There is real pleasure in the way Mr. K makes his way through his line of reasoning, in the shape of his thoughts. The explanatory tropes he uses and the weirdly curated thought exercises and facts culled from popular media, funneled through the curious divagations of his thinking, these give depth to the character and energy to the prose. We get paranormal reality TV and Enola Gay. We get the “enormous drawing paper measuring ten meters in height and twenty meters in width” on which the self is but an ink stain. Even though not longer after the drawing paper gets scrapped — actually “We are like the paper patterns tailors use.” Or how, in another extended metaphor, those who advocate for “a great force for good” are merely God’s spies on the battlefield, no different from any spies deployed by any imperial power.
And if we are to follow his train of thought, where does Mr. K lead us? While not particularly rigorous in approach (that is not the point) nor particularly new in scope, there are little gems that feel fresh, excavated by the process. Cancer is suicidal, we learn. Ghosts are only capable of uninteresting platitudes. That by “carrying out mutual destruction . . . we are made to perceive and appreciate the true pleasures of life.” Not the least of these surprises is the volta towards the end. The reader having been drawn through the wringer of a peculiar kind of negative theology, arrives at a stance of equanimity and compassion, but a skeptic’s stance, one highly specific and personal.

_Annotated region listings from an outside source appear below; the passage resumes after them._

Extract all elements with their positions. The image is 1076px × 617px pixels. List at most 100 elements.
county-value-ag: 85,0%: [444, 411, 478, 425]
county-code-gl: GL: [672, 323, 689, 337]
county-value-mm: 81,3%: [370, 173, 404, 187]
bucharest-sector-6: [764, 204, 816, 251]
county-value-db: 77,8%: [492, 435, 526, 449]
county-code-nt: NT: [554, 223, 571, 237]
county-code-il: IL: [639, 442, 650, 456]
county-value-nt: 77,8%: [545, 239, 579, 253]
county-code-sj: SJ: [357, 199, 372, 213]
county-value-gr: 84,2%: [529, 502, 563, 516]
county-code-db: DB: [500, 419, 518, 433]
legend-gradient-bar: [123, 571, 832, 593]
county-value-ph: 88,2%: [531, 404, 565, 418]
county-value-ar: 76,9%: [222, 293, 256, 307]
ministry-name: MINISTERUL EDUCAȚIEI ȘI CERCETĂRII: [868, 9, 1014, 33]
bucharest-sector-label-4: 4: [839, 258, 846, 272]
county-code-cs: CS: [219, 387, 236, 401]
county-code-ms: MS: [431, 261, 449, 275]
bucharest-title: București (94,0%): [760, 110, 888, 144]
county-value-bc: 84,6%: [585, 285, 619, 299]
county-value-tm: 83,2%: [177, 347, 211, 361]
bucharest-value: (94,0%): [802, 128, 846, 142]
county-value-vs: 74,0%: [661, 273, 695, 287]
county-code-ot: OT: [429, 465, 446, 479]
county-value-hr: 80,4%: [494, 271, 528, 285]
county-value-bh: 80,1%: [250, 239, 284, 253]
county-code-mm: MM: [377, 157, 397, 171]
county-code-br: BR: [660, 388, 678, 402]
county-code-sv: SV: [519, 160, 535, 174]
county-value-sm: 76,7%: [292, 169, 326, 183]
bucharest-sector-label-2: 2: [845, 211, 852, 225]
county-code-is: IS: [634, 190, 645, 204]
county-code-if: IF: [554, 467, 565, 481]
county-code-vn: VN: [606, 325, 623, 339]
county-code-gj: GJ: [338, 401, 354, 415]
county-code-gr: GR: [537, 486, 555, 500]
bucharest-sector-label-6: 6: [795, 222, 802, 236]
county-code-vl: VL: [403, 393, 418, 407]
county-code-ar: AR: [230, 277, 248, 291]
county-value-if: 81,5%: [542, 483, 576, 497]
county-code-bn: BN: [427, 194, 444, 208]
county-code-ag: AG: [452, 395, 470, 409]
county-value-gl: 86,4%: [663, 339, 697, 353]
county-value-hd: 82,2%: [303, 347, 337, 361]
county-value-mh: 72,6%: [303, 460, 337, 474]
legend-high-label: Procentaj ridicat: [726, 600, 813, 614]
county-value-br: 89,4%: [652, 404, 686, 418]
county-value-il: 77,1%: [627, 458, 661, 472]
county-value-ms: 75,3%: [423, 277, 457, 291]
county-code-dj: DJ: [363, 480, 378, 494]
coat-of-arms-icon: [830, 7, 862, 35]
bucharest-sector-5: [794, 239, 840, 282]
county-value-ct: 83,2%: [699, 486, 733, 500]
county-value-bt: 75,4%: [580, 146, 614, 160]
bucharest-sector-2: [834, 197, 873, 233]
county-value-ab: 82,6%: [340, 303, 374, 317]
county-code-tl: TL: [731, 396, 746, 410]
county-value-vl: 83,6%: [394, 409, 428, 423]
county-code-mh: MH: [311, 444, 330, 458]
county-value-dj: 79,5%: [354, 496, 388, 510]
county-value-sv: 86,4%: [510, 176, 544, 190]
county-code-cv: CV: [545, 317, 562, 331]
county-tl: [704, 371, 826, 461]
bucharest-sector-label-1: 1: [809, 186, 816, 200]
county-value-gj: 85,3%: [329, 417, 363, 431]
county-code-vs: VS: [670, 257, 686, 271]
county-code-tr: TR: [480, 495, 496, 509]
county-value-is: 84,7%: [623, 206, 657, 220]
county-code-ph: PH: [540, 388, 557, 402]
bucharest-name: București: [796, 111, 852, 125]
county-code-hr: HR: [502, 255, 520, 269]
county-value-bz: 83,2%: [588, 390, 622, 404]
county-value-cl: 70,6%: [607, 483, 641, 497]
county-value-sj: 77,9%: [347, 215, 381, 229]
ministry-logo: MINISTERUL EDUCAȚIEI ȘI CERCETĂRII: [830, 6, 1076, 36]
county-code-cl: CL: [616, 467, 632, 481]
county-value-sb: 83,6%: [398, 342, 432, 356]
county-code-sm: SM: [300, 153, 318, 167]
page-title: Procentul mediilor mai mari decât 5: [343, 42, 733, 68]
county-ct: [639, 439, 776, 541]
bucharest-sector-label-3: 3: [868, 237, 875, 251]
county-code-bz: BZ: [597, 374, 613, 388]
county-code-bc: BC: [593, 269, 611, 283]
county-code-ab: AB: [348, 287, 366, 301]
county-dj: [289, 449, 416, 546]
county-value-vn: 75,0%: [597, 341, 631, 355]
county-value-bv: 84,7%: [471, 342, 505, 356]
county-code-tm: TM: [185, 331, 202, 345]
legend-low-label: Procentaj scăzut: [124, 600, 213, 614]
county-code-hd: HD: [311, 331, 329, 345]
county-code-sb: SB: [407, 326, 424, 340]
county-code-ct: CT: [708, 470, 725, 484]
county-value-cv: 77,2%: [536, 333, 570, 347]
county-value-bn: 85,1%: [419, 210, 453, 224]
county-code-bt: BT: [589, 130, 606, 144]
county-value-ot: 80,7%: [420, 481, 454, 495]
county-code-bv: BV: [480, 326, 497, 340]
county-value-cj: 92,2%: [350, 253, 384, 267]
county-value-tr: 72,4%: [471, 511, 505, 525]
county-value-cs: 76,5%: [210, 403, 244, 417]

“I saw myself in Camus’ The Stranger,” quotes translator Raj Mahtani from an interview with Kazufumi in his postscript. The little novel was apparently an early and magnetic influence during the author’s charmingly literary childhood cloistered on account of chronic respiratory issues. No surprise given the clear if superficial congruencies between Existentialism and certain strains of Japanese lit. For a certain set, what’s better? You get moral permission to inhabit the voice of a first-person asshole poised to wipe the bourgeois smirk off the reader’s face by way of the unvarnished truth, the really real. Even if that voice must be a male’s and of a certain privilege.
But this is not that exactly. Kazufumi is working against the backdrop of another terrible global political morass, equally all-consuming and equally likely to debilitate with apathy, but with a different texture. The current toxic media environment and rainbow hues of terror alerts are pervasive and pernicious in ways unlike the specter of out and out world wars. Second, the method is hybrid. While Mr. K is more or less doing atheistic philosophy, he doesn’t give up on the Buddhism of contemporary Japanese culture in which he is steeped. Lastly, he let’s himself get somewhere. There might be some shortcutting, but that doesn’t entirely undermine the moment of arrival.
In the introduction, the fictional journalist responsible for getting Mr. K’s notes published justifies his decision: “I thought it would be a good idea to personally hand over this collection of notes to those around twenty years old.” And it’s true; of the multiple ways to take this work, it’s hard to shake the reading in which there’s an unwritten subtitle, something like Letters to a Young Curmudgeon. The younger me would have been enthralled. He would not have noticed so much the spots where the terrain felt well trod or where the path skirted solipsistic onanism. But there’s more than enough thrill in the premise and delight in the execution to find you the whole way through. You walk away with a hard won sliver of compassion for Mr. K and continued gratitude to Dalkey for making acclaimed contemporary voices like Kazufumi available to a broader audience before they’re totally dead.
Nabil Kashyap is librarian for Digital Initiatives and Scholarship at Swarthmore College.